Breakfast apples: varieties to cook and bake in brunch dishes

9/14/2009
BY KATHIE SMITH
BLADE FOOD EDITOR

Apples are so versatile. They're good to eat all year long. You can eat them raw or cook with them. From applesauce to an ingredient in soups and desserts, they're such a versatile food.

This year, think about breakfast apples.

As I've tested recipes this week, I've discovered a variety of ways to use apples in brunch recipes.

Apples and Grits Brunch Casserole will surprise even those who insist they don't like grits, the coarsely ground grain of corn.

I cooked the quick grits (not the old-fashioned), added shredded cheddar cheese, chopped onion, minced garlic, green chilies, and two cups of chopped Johnston Farms Yellow Delicious apples topped off with two beaten eggs. It is a surprising and delicious combination of ingredients that bakes for 50 minutes. I served it with sausage patties, Baked Breakfast Apples and even Cinnamon-Apple Streusel Muffins.

The combination will surely turn up on one of my holiday brunches this year.

The grits casserole, which has a smooth texture, is best served warm. It will keep one day refrigerated and can be heated in the microwave.

I bought a three-pound bag of local Johnston apples at Kazmaiers supermarkete for about $3 per bag (8 or 10 apples in a bag). The apples were not big, but they were perfect for the grits casserole and for Baked Breakfast Apples.

“Those apples were a sub-category of Golden Delicious called Ginger Gold,” said Martha Mora of Johnston Fruit Farms at 2790 Airport Highway, one mile west of Swanton. “They are an early apple. Later in the season, we have just Golden Delicious, which is a good cooking apple. My grandmother used Golden Delicious in many of her recipes.”

“Ginger Gold is spicy and tart, a firm wonderful apple,” she said in a phone interview. It was a perfect little apple for Baked Breakfast Apples, allowing for an apple that was the right size for one-serving. But you could use Jonathan apples or another cooking apple.

In the Baked Breakfast Apple recipe, the apples needed to be cored. It's a recipe from Jim and Karen Herzberg of Waterville, and I've had it in my file for at least five years. I carefully used a corer kitchen tool rather than a paring knife. I didn't want to cut through the bottom of the apples because a filling of granola and golden raisins is placed in each of them.

Use your favorite cereal granola. I think its best to keep the cereal on the top instead of the raisins, which turn darker during the baking. The sauce is made with brown sugar, orange juice, cinnamon, and butter. I like to bake the apples at least 45 to 50 minutes.

I also used the Golden Delicious apples in Cinnamon-Streusel Muffins, although the recipe recommended a tart apple such as Granny Smith or Rome Beauty. The Golden Delicious made such a nice muffin that was sweet and rich enough that it didn't need to be served with any additional butter, as many folks like to spread on a muffin.

In the muffins, the Golden Delicious held its shape. “McIntosh wouldn't hold its shape in a muffin like Ginger Gold does,” said Mrs. Mora. “McIntosh is a great cooking apple, but it would be better in a soup or a sauce.”

Sauces and soups

Those apples can also turn up in a topping for pancakes or waffles. Hotcakes with Warm Maple Apples, calls for a tart apple.
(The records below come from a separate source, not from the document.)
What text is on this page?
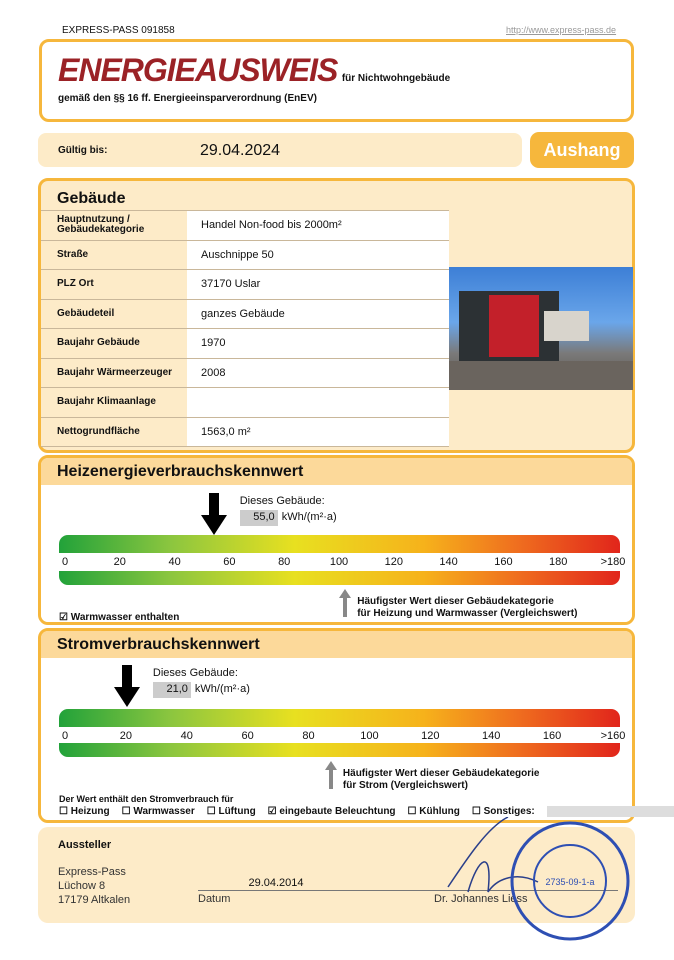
EXPRESS-PASS 091858	http://www.express-pass.de
ENERGIEAUSWEIS für Nichtwohngebäude
gemäß den §§ 16 ff. Energieeinsparverordnung (EnEV)
Gültig bis:	29.04.2024	Aushang
Gebäude
Hauptnutzung / Gebäudekategorie	Handel Non-food bis 2000m²
Straße	Auschnippe 50
PLZ Ort	37170 Uslar
Gebäudeteil	ganzes Gebäude
Baujahr Gebäude	1970
Baujahr Wärmeerzeuger	2008
Baujahr Klimaanlage
Nettogrundfläche	1563,0 m²
Heizenergieverbrauchskennwert
0	20	40	60	80	100	120	140	160	180	>180
Dieses Gebäude:
55,0 kWh/(m²·a)
Häufigster Wert dieser Gebäudekategorie
für Heizung und Warmwasser (Vergleichswert)
☑ Warmwasser enthalten
Stromverbrauchskennwert
0	20	40	60	80	100	120	140	160	>160
Dieses Gebäude:
21,0 kWh/(m²·a)
Häufigster Wert dieser Gebäudekategorie
für Strom (Vergleichswert)
Der Wert enthält den Stromverbrauch für
☐ Heizung ☐ Warmwasser ☐ Lüftung ☑ eingebaute Beleuchtung ☐ Kühlung ☐ Sonstiges:
Aussteller
Express-Pass
Lüchow 8
17179 Altkalen
29.04.2014
Datum	Dr. Johannes Liess
2735-09-1-a
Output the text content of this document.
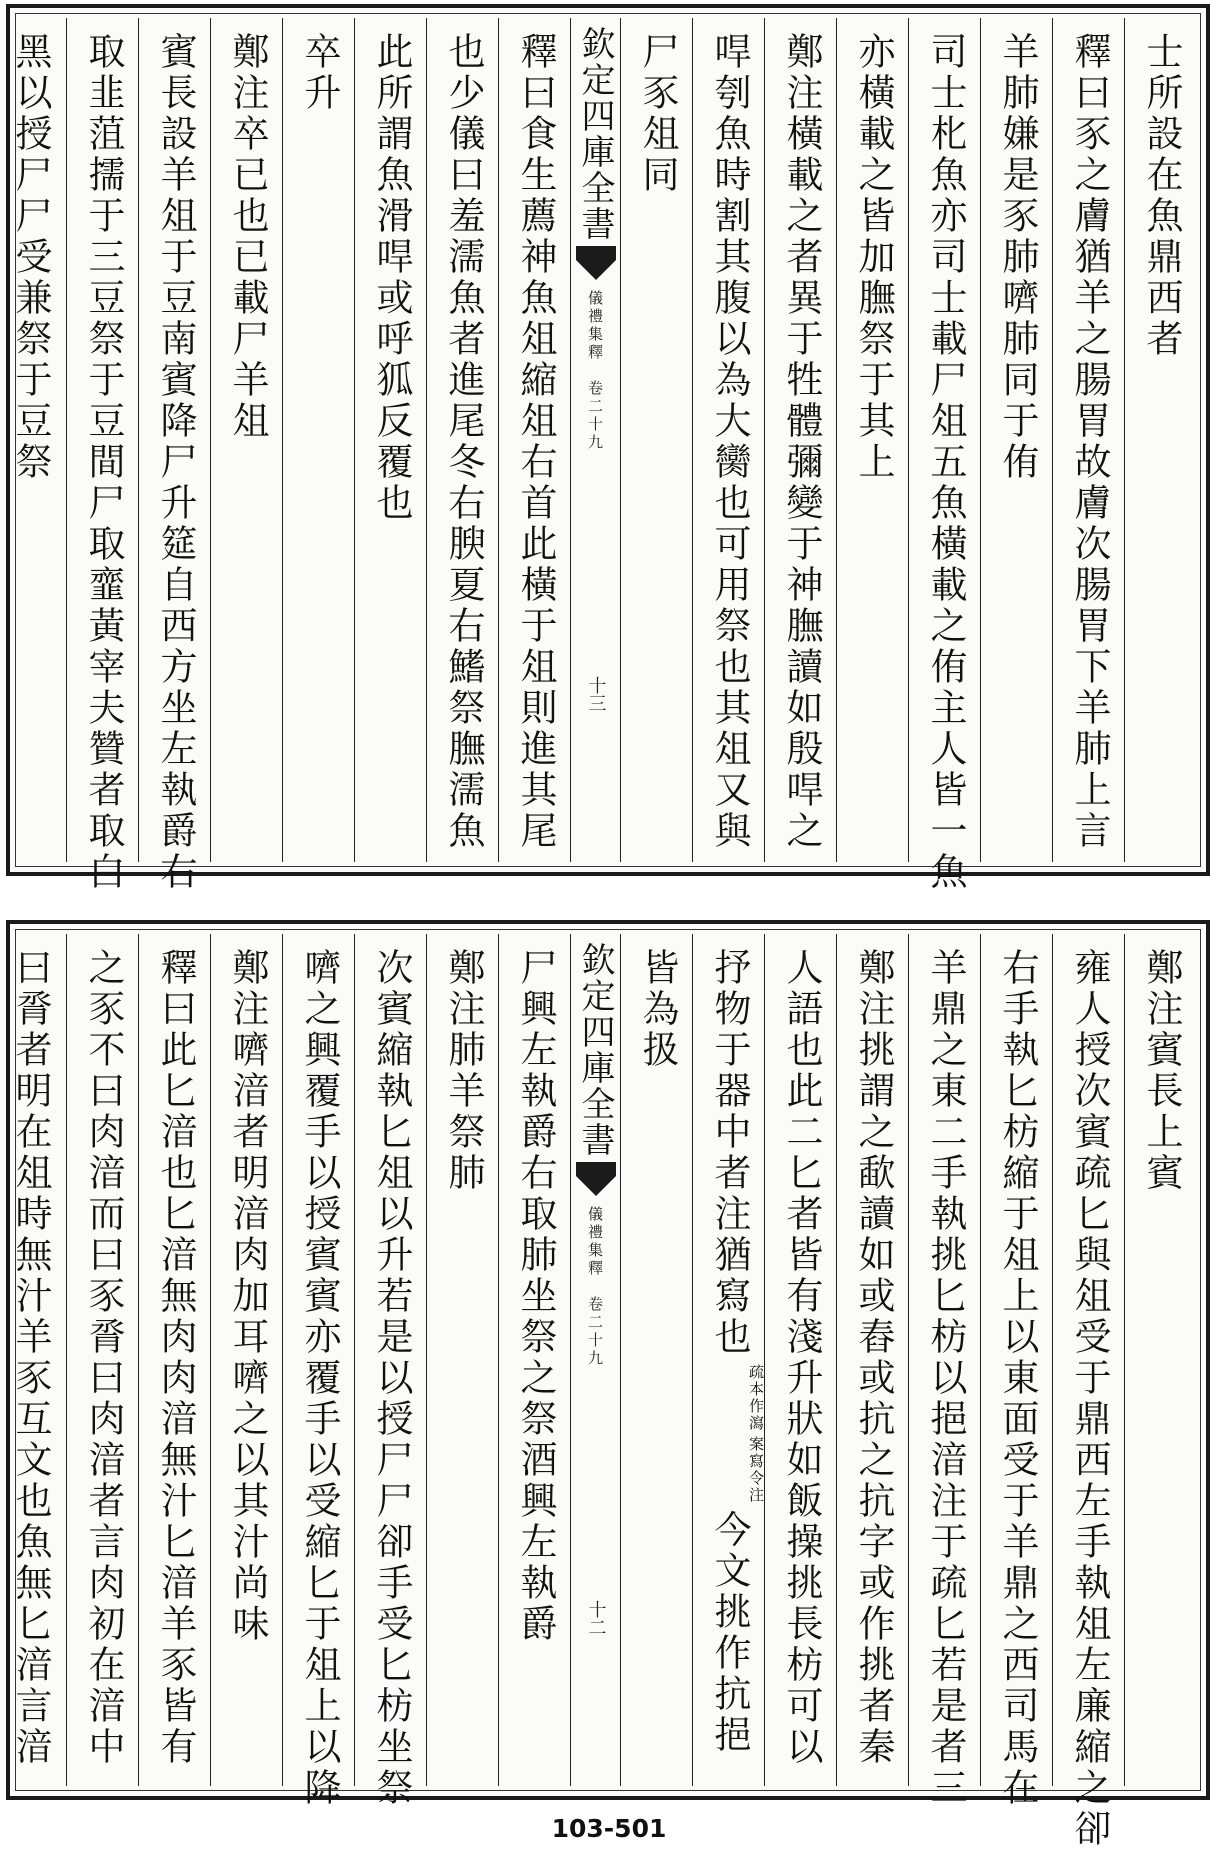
士所設在魚鼎西者
釋曰豕之膚猶羊之腸胃故膚次腸胃下羊肺上言
羊肺嫌是豕肺嚌肺同于侑
司士朼魚亦司士載尸俎五魚橫載之侑主人皆一魚
亦橫載之皆加膴祭于其上
鄭注橫載之者異于牲體彌變于神膴讀如殷哻之
哻刳魚時割其腹以為大臠也可用祭也其俎又與
尸豕俎同
欽定四庫全書
儀禮集釋　卷二十九
十三
釋曰食生薦神魚俎縮俎右首此橫于俎則進其尾
也少儀曰羞濡魚者進尾冬右腴夏右鰭祭膴濡魚
此所謂魚滑哻或呼狐反覆也
卒升
鄭注卒已也已載尸羊俎
賓長設羊俎于豆南賓降尸升筵自西方坐左執爵右
取韭菹擩于三豆祭于豆間尸取韲黃宰夫贊者取白
黑以授尸尸受兼祭于豆祭
鄭注賓長上賓
雍人授次賓疏匕與俎受于鼎西左手執俎左廉縮之卻
右手執匕枋縮于俎上以東面受于羊鼎之西司馬在
羊鼎之東二手執挑匕枋以挹湆注于疏匕若是者三
鄭注挑謂之歃讀如或舂或抗之抗字或作挑者秦
人語也此二匕者皆有淺升狀如飯操挑長枋可以
抒物于器中者注猶寫也
案寫令注
疏本作瀉
今文挑作抗挹
皆為扱
欽定四庫全書
儀禮集釋　卷二十九
十二
尸興左執爵右取肺坐祭之祭酒興左執爵
鄭注肺羊祭肺
次賓縮執匕俎以升若是以授尸尸卻手受匕枋坐祭
嚌之興覆手以授賓賓亦覆手以受縮匕于俎上以降
鄭注嚌湆者明湆肉加耳嚌之以其汁尚味
釋曰此匕湆也匕湆無肉肉湆無汁匕湆羊豕皆有
之豕不曰肉湆而曰豕脀曰肉湆者言肉初在湆中
曰脀者明在俎時無汁羊豕互文也魚無匕湆言湆
103-501
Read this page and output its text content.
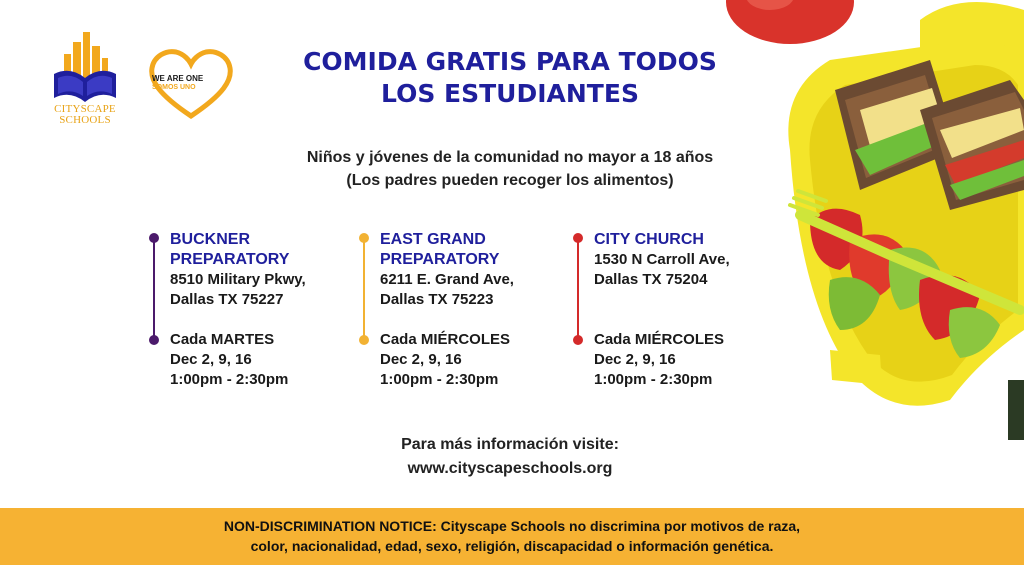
CITYSCAPE
SCHOOLS
WE ARE ONE
SOMOS UNO
COMIDA GRATIS PARA TODOS
LOS ESTUDIANTES
Niños y jóvenes de la comunidad no mayor a 18 años
(Los padres pueden recoger los alimentos)
BUCKNER
PREPARATORY
8510 Military Pkwy,
Dallas TX 75227
Cada MARTES
Dec 2, 9, 16
1:00pm - 2:30pm
EAST GRAND
PREPARATORY
6211 E. Grand Ave,
Dallas TX 75223
Cada MIÉRCOLES
Dec 2, 9, 16
1:00pm - 2:30pm
CITY CHURCH
1530 N Carroll Ave,
Dallas TX 75204
Cada MIÉRCOLES
Dec 2, 9, 16
1:00pm - 2:30pm
Para más información visite:
www.cityscapeschools.org
NON-DISCRIMINATION NOTICE: Cityscape Schools no discrimina por motivos de raza,
color, nacionalidad, edad, sexo, religión, discapacidad o información genética.
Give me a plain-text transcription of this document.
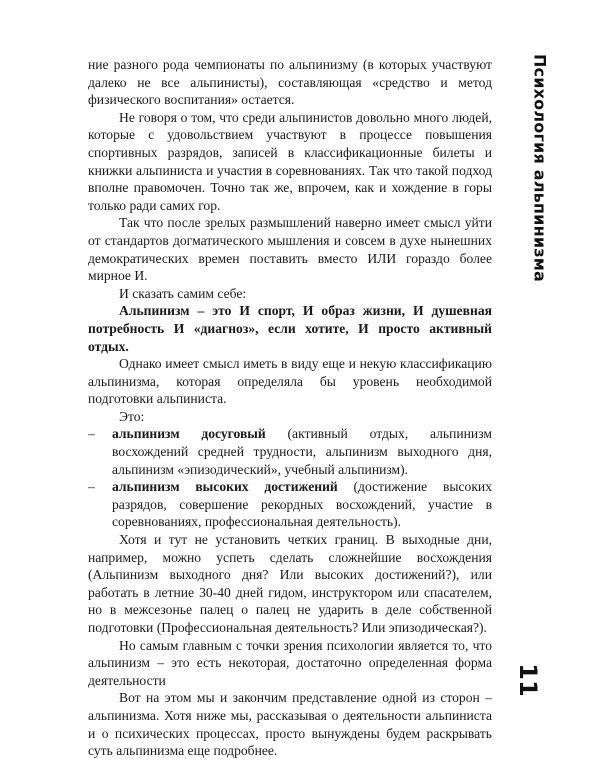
Психология альпинизма

ние разного рода чемпионаты по альпинизму (в которых участвуют далеко не все альпинисты), составляющая «средство и метод физического воспитания» остается.

Не говоря о том, что среди альпинистов довольно много людей, которые с удовольствием участвуют в процессе повышения спортивных разрядов, записей в классификационные билеты и книжки альпиниста и участия в соревнованиях. Так что такой подход вполне правомочен. Точно так же, впрочем, как и хождение в горы только ради самих гор.

Так что после зрелых размышлений наверно имеет смысл уйти от стандартов догматического мышления и совсем в духе нынешних демократических времен поставить вместо ИЛИ гораздо более мирное И.

И сказать самим себе:

Альпинизм – это И спорт, И образ жизни, И душевная потребность И «диагноз», если хотите, И просто активный отдых.

Однако имеет смысл иметь в виду еще и некую классификацию альпинизма, которая определяла бы уровень необходимой подготовки альпиниста.

Это:

– альпинизм досуговый (активный отдых, альпинизм восхождений средней трудности, альпинизм выходного дня, альпинизм «эпизодический», учебный альпинизм).
– альпинизм высоких достижений (достижение высоких разрядов, совершение рекордных восхождений, участие в соревнованиях, профессиональная деятельность).

Хотя и тут не установить четких границ. В выходные дни, например, можно успеть сделать сложнейшие восхождения (Альпинизм выходного дня? Или высоких достижений?), или работать в летние 30-40 дней гидом, инструктором или спасателем, но в межсезонье палец о палец не ударить в деле собственной подготовки (Профессиональная деятельность? Или эпизодическая?).

Но самым главным с точки зрения психологии является то, что альпинизм – это есть некоторая, достаточно определенная форма деятельности

Вот на этом мы и закончим представление одной из сторон – альпинизма. Хотя ниже мы, рассказывая о деятельности альпиниста и о психических процессах, просто вынуждены будем раскрывать суть альпинизма еще подробнее.

11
Some cooks add a fall soup to a brunch table. Cauliflower-Apple Soup with Duck Confit (optional) calls for sweet apples such as Honeycrisp, cored, peeled, and diced.

“We have lots of Honeycrisp,” said Marlene MacQueen of MacQueen Orchards in Holland who has a recipe for Honeycrisp Apple Galette. “These are best known as an eating apple. They are crisp.” She expects their supply to last through October. And now the Gala, Jonathan, and Early Gold apples are also on the shelves in their farm market.

The 28th Annual Apple Butter Festival & Craft Show at MacQueen Orchards will be Oct. 3 and 4. The annual All American Apple Pie Contest is at noon Oct. 3. It is limited to 30 pies so contestants must pre-enter. “They use all kinds of apples for pies, but not Red Delicious,” said Mrs. MacQueen. “Red Delicious don't cook down. They stay hard.”

“Jonathan holds its shape,” she said. It's the variety of apple used in the MacQueen bakery.

No matter when you visit a local orchard or market, ask what apples are at their peak that day.

“There's a window when each variety of apple is at its peak of quality and flavor,” said Mrs. Mora. “I don't have a favorite apple. Each one has it's own unique qualities, aromas and flavors. It's fun. I enjoy every apple at its peak.”

“You can travel the season with the apple varieties as you enjoy the apple season.”

Kathie Smith is The Blade's food editor.